Ukraine will not participate in the World Cup. That is a setback for the fans. Russia has other problems with football fans. The goverment in Moscow is trying to implement a special ID-card for football fans. Supporters of different clubs are not amused and are threatening boycotts. With a slow-moving war in Ukraine, Adam Tarasewicz writes, Putin risks alienating his own fan base in the football stadiums?
Football fans during World Cup 2018. Picture Wikimedia
by Adam Tarasewicz
As the Kremlin wages war in Ukraine, it might be expected that its focus would be on shoring up support domestically. Enter the debate over Fan ID passes which has already sparked mass detentions and has Russian football fans threatening boycotts.
On 17 December 2021, the State Duma adopted a resolution requiring Russian Premier League fans to apply for a Fan ID card through a government portal as of June 2022. In typical Kremlin vaguery, applications may be refused based on prior violations of public order at a sporting event, or simply on evidence of the 'intention' to commit an unlawful act.
When the Russian football season resumed after its December-February winter break, fans shocked authorities with the scale of their backlash, the issue clearly having festered over the winter months.
Safety or Silencing Troublemakers?
Officials claim that the IDs will make sports events safer for spectators. Yet with video surveillance at modern stadiums, if anything, top-flight football should be the safest of all. Opponents point out the lack of a single incident at a football stadium in the last ten years which has caused a significant threat to fan safety.
Communist Party Deputy Vladimir Isakov is a fan of Premier League club Arsenal Tula. He told Sports.ru that the laws would only drive away fans, citing a similar policy which hurt ticket sales and dissuaded sponsorship revenue in Turkey. He believes that the government is trying to “sterilise” large events given “growing socio-economic problems” domestically. When the difficulties in the stands get political, and socially charged banners start to appear, it will be dangerous for the Kremlin.
Isakov’s criticism represents the reality of the Fan ID implementation to date. The passes were used at the 2018 World Cup and Russian-hosted games during the delayed 2020 European Championship last year. In the latter, it became clearer who the background check was designed to catch.
Maxim Gongalsky, a municipal deputy for opposition party Yabloko, was denied entry after his Fan ID was revoked. He had a Court Order for attending a banned rally in January 2021 after the arrest of Alexei Navalny. In his words, the system sees “no difference between a fan with a flare and a Navalny supporter – they are all dangerous people”.
Alienating a Base
In November, CSKA Moscow fans voiced their anger at the proposed Fan ID laws in a home game against Zenit Saint Petersburg. Flairs set off in the home end led to the stand being sealed off for three hours, with cold fans denied food, water, or use of a toilet. 408 were arrested including 12 minors, leading to 51 Court Orders. Allegedly, the CCTV in the stadium was turned off by hackers. An official statement by CSKA criticised the fans, prompting the supporters’ club to call it a “stab in the back”.
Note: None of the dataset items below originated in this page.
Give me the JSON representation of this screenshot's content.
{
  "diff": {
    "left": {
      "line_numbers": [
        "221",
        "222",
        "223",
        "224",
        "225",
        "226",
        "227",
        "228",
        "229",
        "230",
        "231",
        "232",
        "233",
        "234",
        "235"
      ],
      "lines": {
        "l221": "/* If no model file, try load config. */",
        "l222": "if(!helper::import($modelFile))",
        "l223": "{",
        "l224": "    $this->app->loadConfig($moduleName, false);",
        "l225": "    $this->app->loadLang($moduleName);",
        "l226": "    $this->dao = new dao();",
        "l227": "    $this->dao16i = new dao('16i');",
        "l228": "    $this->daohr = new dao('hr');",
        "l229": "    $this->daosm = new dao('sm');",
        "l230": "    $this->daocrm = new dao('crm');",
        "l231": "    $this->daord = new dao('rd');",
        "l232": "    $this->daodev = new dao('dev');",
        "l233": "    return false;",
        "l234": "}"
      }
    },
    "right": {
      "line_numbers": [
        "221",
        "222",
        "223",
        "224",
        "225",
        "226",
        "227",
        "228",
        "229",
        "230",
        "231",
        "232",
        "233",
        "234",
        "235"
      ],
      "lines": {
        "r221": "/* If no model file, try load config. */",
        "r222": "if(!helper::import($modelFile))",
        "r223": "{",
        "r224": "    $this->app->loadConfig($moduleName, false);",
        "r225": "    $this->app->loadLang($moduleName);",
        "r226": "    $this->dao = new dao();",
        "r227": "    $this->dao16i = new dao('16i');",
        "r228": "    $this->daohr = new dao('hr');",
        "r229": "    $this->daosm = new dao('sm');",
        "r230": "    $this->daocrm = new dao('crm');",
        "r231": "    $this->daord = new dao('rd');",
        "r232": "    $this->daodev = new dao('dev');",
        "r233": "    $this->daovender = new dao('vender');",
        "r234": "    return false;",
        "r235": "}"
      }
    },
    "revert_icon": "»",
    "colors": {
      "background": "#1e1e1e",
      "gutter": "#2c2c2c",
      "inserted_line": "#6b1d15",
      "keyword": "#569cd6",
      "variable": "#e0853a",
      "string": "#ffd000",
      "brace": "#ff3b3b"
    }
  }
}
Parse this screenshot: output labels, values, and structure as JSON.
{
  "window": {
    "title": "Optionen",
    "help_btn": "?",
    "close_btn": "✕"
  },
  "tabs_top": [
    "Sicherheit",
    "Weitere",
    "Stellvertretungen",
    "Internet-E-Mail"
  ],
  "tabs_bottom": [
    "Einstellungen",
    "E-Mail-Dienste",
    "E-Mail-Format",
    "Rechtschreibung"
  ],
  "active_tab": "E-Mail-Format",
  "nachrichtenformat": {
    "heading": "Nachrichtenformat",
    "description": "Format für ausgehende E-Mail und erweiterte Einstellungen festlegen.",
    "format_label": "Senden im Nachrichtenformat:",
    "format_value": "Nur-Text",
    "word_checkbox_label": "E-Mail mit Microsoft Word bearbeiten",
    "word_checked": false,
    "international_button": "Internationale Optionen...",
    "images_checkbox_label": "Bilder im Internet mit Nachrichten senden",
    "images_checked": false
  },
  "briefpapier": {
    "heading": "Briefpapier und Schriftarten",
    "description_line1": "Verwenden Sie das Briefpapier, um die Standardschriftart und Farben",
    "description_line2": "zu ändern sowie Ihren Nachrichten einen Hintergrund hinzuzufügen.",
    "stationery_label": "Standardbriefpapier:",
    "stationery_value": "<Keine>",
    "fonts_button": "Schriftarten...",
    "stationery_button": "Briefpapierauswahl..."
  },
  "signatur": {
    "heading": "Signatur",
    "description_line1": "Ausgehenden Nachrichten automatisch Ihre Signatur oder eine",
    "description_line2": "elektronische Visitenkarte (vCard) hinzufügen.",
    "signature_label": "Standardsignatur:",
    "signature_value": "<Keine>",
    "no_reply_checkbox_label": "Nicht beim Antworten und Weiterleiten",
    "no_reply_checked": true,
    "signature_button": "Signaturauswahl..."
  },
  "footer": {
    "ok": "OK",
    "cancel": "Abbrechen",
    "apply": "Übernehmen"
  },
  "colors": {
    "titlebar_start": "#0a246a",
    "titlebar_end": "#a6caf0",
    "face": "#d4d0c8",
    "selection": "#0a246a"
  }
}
Their anger is shared by almost all fans across Russia, who are planning mass boycotts. A Zenit fan statement called the plans “opaque” and “repressive”, while Dynamo Moscow’s fan group claimed it violated the basic civil rights and freedoms guaranteed in the Russian constitution.
If he was trying to calm the situation, Kremlin spokesperson Dmitry Peskov did the authorities no favours by calling for dialogue with fans while musing that “maybe it’s just that the members of these associations don’t understand some of the nuances”.
In March there was renewed protest. Once again, CSKA fans found themselves at the centre. In a rare moment of brotherhood with their Moscow rivals Lokomotiv, the stadium united to chant “We don’t need Fan-ID”.
The situation is far from over. On 19 May, the Russian Football Union confirmed that they were progressing with plans to implement Fan-IDs at six stadiums in the 2022-2023 season – those which were also used in the 2018 World Cup. Six days later, Zenit’s fan group announced their boycott of the second half of next season, in line with the start of the measures at Gazprom Arena.
Russian football fans have a reputation abroad for their nationalism. They formed a large part of the now-disbanded, pro-Putin youth group Nashi. Journalists have noted the uptick in Russian flags in stands since the invasion of Ukraine. Yet, the movement against Fan ID is gaining momentum.
With a slow-moving war in Ukraine, can Putin risk alienating his base? Nationalist football ultras and pro-Navalny liberals might make for strange bedfellows, and they will not truly unite, but by giving them a common ground against Fan IDs, has Putin made a misstep on the home front?